The two situations of bad magic which have been described above are best understood in the context of a child entering a family. Let us assume a child is born into a family living in a ghetto. The family consists of a mother, a father and a grandfather, as well as two boys and two girls ages 10, 8, 6, and 4, all living in a three-room apartment. The family lives on welfare, the grandfather is an alcoholic, and the two older children are in trouble with the law. At this point, a new child, Ultimo, is born into the family.
Clearly, the essential ingredients for physical comfort are not available in this situation. There is not enough space, not enough food, not enough strokes, not enough time, not enough energy, to take care of Ultimo.

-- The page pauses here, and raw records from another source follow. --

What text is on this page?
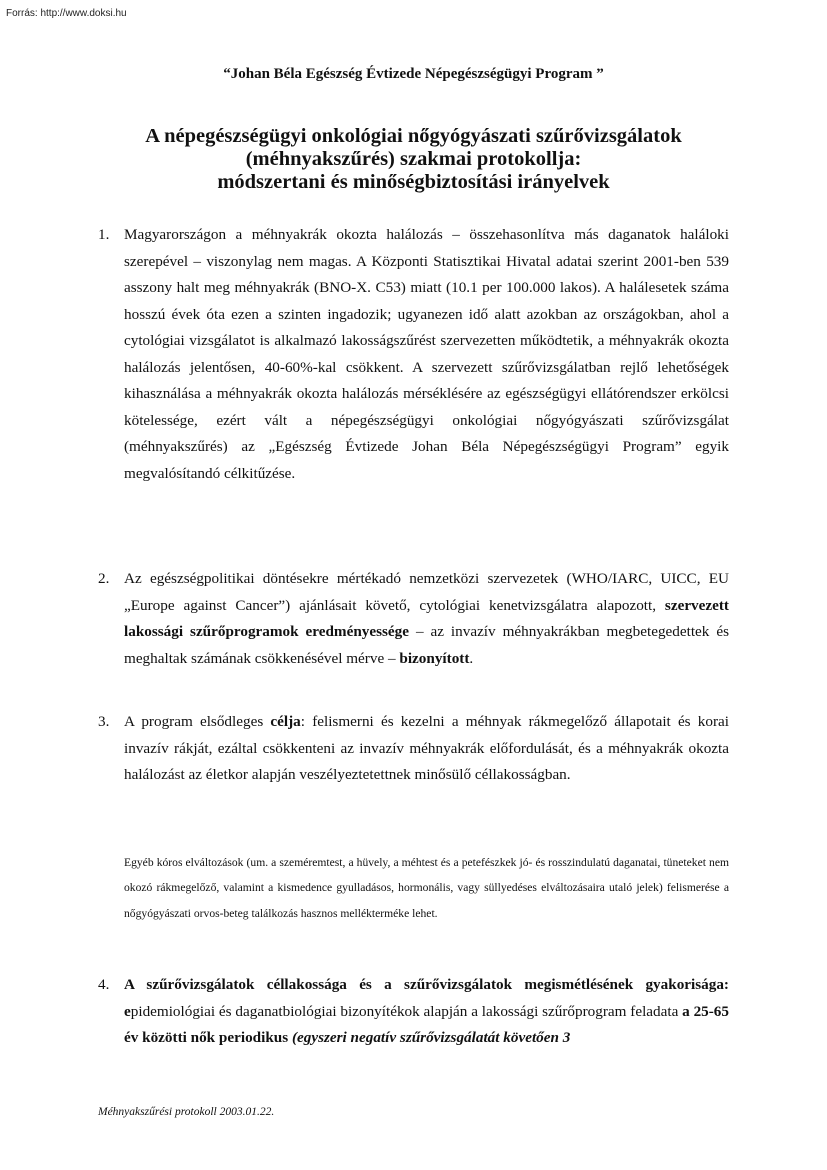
Forrás: http://www.doksi.hu
“Johan Béla Egészség Évtizede Népegészségügyi Program ”
A népegészségügyi onkológiai nőgyógyászati szűrővizsgálatok
(méhnyakszűrés) szakmai protokollja:
módszertani és minőségbiztosítási irányelvek
1. Magyarországon a méhnyakrák okozta halálozás – összehasonlítva más daganatok haláloki szerepével – viszonylag nem magas. A Központi Statisztikai Hivatal adatai szerint 2001-ben 539 asszony halt meg méhnyakrák (BNO-X. C53) miatt (10.1 per 100.000 lakos). A halálesetek száma hosszú évek óta ezen a szinten ingadozik; ugyanezen idő alatt azokban az országokban, ahol a cytológiai vizsgálatot is alkalmazó lakosságszűrést szervezetten működtetik, a méhnyakrák okozta halálozás jelentősen, 40-60%-kal csökkent. A szervezett szűrővizsgálatban rejlő lehetőségek kihasználása a méhnyakrák okozta halálozás mérséklésére az egészségügyi ellátórendszer erkölcsi kötelessége, ezért vált a népegészségügyi onkológiai nőgyógyászati szűrővizsgálat (méhnyakszűrés) az „Egészség Évtizede Johan Béla Népegészségügyi Program” egyik megvalósítandó célkitűzése.
2. Az egészségpolitikai döntésekre mértékadó nemzetközi szervezetek (WHO/IARC, UICC, EU „Europe against Cancer”) ajánlásait követő, cytológiai kenetvizsgálatra alapozott, szervezett lakossági szűrőprogramok eredményessége – az invazív méhnyakrákban megbetegedettek és meghaltak számának csökkenésével mérve – bizonyított.
3. A program elsődleges célja: felismerni és kezelni a méhnyak rákmegelőző állapotait és korai invazív rákját, ezáltal csökkenteni az invazív méhnyakrák előfordulását, és a méhnyakrák okozta halálozást az életkor alapján veszélyeztetettnek minősülő céllakosságban.
Egyéb kóros elváltozások (um. a szeméremtest, a hüvely, a méhtest és a petefészkek jó- és rosszindulatú daganatai, tüneteket nem okozó rákmegelőző, valamint a kismedence gyulladásos, hormonális, vagy süllyedéses elváltozásaira utaló jelek) felismerése a nőgyógyászati orvos-beteg találkozás hasznos mellékterméke lehet.
4. A szűrővizsgálatok céllakossága és a szűrővizsgálatok megismétlésének gyakorisága: epidemiológiai és daganatbiológiai bizonyítékok alapján a lakossági szűrőprogram feladata a 25-65 év közötti nők periodikus (egyszeri negatív szűrővizsgálatát követően 3
Méhnyakszűrési protokoll 2003.01.22.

Everyone in the
family is aware of the fact that this newborn child is going to diminish their share of space, food, energy, strokes; and while every newborn child is given a period of respite in which it is offered a plenitude of what it needs, a day comes, usually around the first birthday, when the scarcity of the situation begins to affect Ultimo. The situation quickly becomes a dog-eat-dog affair in which everyone fends for himself, and the devil take the hindmost. Direct physical force will be applied on Ultimo to prevent him from getting his fair share of what he needs, as well as psychic force in the form of messages such as “You’re stupid,” “You move around too much,” “You make too much noise,” “Get out of here,” “Go play in the freeway (haha),” “You’re a bad boy,” etc., all of which are designed to diminish his range of power and prevent him from making a claim to what is rightfully his. This is an example of scarcity witchcraft.
At the same time that there is physical scarcity which calls for both physical and psychic oppression, there may also exist a situation in which the grownups in the family have various degrees of feelings of worthlessness. For example, father has not been able to get a decent job and feels that he is a failure. His wife called him a “no-good bum” this morning. During an afternoon in which father feels that he is supposed to go looking for work but is instead watching television, Ultimo, on vacation from school, might be hanging around listening to records. Father, who feels not O.K. and ashamed about his own behavior, becomes annoyed at his son and demands that he do the dishes. When his son, following his father’s example, refuses, father calls him “a no-good, lazy bum.” At that particular point he is passing the “hot potato” from himself to his son, and he enjoys a short period of relief from worthlessness. At another time, when mother sets the food on the table while feeling that she is a bad provider because there is nothing but starches for dinner, Ultimo says, “Mom, I learned in school that you’re supposed to eat meat at least once a day.” At this point, mother looks at him angrily, “Shut your smart mouth, boy.” Again the “hot potato,” the feeling of not O.K. in mother, is passed on to the son. For a brief period mother feels freedom from guilt, which has been replaced by self-righteous indignation at Ultimo’s insolence. Ultimo feels he has done something very bad. He feels not O.K. and comes away from the situation feeling guilty, selfish, and bad. All of these feelings become part of his Pig Parent and could plague him as long as he lives.